Aku beranjak cepat tanpa harus diperintah. Aku tidak ingin melanggar yang ada di dalam surat perjanjian itu.
[Jika istri meninggalkan rumah tanpa izin suami, maka istri wajib menuruti semua keinginan suami dan melayaninya secara penuh. Plus denda satu juta jika dia tidak kembali sebelum sore.]
"Walah!!" Mulutku menganga lebar, kakiku langsung melangkah cepat meninggalkan meja kemudian membayar ke kasir dengan lembaran uang kertas.
Si kasir memberikan kembali kembalian karena wajahku terburu-buru. Langsung saja aku pulang dan keluar mencari sebuah taksi. Beruntung, satu taksi kulambai dan akhirnya berhenti. Aku langsung duduk dan mencemaskan diriku sendiri.
"Gue nggak mau nurutin keinginannya. Gue juga nggak mau bayar denda!"
"Cepet-cepet!!" gusarku sambil mengusap telapak tangan.
Taksi membawaku ke alamat baru. Mataku terjaga awas ke segala halaman. Namun, tidak ada tanda-tanda setelah aku turun dari taksi. Akhirnya aku menghela napas panjang yang ternyata Jose tidak ke sini. Langkahku santai dan melupakan cemas yang sempat membara.
Melewati pintu gerbang, halaman, dan kemudian membuka pintu.
Krek!
"Lho? Kok nggak dikunci?"
Pintu itu terbuka, aku malah tercengang melihat pintu ini terbuka lebar tanpa terkunci.
"Padahal gue tadi udah kunci, kenapa malah bisa dibuka?" Kepalaku secara perlahan menyelinap untuk mengintip ruangan.
Sepertinya aman, kemudian kakiku mulai menjejaki lantai pertama dan masuk ke dalam ruang tengah. Kakiku maju, dan masih mendapati koper di tengah ruangan. Di salah satu anak tangga menuju dapur, aku jadi lega.
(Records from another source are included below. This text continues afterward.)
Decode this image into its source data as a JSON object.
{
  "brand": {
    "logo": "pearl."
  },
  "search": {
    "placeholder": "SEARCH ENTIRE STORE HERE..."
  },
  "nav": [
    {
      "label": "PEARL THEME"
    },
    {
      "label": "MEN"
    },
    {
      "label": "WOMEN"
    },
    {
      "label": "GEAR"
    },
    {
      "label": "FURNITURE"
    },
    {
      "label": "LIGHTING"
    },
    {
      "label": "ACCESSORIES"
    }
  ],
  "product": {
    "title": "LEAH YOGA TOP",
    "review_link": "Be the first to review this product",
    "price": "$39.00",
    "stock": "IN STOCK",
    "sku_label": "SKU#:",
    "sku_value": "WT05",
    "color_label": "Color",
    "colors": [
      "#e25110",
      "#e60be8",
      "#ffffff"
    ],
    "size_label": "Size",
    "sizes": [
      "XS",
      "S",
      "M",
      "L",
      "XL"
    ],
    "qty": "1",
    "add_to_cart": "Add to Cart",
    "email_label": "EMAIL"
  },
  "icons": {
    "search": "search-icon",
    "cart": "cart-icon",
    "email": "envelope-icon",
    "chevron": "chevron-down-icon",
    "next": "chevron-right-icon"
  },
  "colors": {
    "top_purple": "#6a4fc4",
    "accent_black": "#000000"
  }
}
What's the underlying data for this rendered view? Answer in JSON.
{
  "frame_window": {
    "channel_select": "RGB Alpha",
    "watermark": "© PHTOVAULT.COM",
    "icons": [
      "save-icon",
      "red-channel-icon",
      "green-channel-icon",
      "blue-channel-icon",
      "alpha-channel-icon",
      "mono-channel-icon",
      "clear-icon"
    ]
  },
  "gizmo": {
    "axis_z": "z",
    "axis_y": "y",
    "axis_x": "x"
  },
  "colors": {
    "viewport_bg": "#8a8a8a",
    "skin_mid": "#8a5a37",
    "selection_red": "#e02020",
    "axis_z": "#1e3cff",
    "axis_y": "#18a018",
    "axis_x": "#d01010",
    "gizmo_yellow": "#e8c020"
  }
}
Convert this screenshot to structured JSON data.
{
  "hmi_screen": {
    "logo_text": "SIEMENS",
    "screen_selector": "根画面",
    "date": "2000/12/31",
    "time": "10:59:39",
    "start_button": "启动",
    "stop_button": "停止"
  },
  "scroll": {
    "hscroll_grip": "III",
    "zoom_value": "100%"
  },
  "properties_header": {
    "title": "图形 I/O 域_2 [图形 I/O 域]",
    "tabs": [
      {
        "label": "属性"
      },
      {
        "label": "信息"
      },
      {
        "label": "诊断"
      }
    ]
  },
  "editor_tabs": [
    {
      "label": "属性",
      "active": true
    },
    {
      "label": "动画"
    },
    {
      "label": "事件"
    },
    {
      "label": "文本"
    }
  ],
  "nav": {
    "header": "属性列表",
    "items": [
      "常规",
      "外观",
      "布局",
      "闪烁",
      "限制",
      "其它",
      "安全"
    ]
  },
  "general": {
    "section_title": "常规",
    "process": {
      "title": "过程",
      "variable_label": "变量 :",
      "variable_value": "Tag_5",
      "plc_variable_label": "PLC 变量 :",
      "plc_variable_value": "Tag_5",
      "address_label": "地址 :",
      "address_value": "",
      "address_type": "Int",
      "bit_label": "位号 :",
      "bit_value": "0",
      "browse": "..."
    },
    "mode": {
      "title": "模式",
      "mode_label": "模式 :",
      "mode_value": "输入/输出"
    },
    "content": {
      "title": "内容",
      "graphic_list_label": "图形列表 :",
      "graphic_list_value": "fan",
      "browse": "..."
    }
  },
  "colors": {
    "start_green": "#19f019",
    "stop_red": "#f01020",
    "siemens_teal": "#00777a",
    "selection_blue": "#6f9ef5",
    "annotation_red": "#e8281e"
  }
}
"Huuufft … akhirnya dia nggak dateng!"
"Siapa bilang dia nggak dateng?"
DEG!
Suara itu ada di balik sebelah kanan, lalu kepalaku memutar lalu membelalak tegang.
"Aaahh!!"
Jose menyender sambil bersedekap tangan di depan pintu kamar mandi bawah. Tepat di balik sekat menuju ruang dapur. Dia tersenyum sinis sambil memiringkan kepalanya.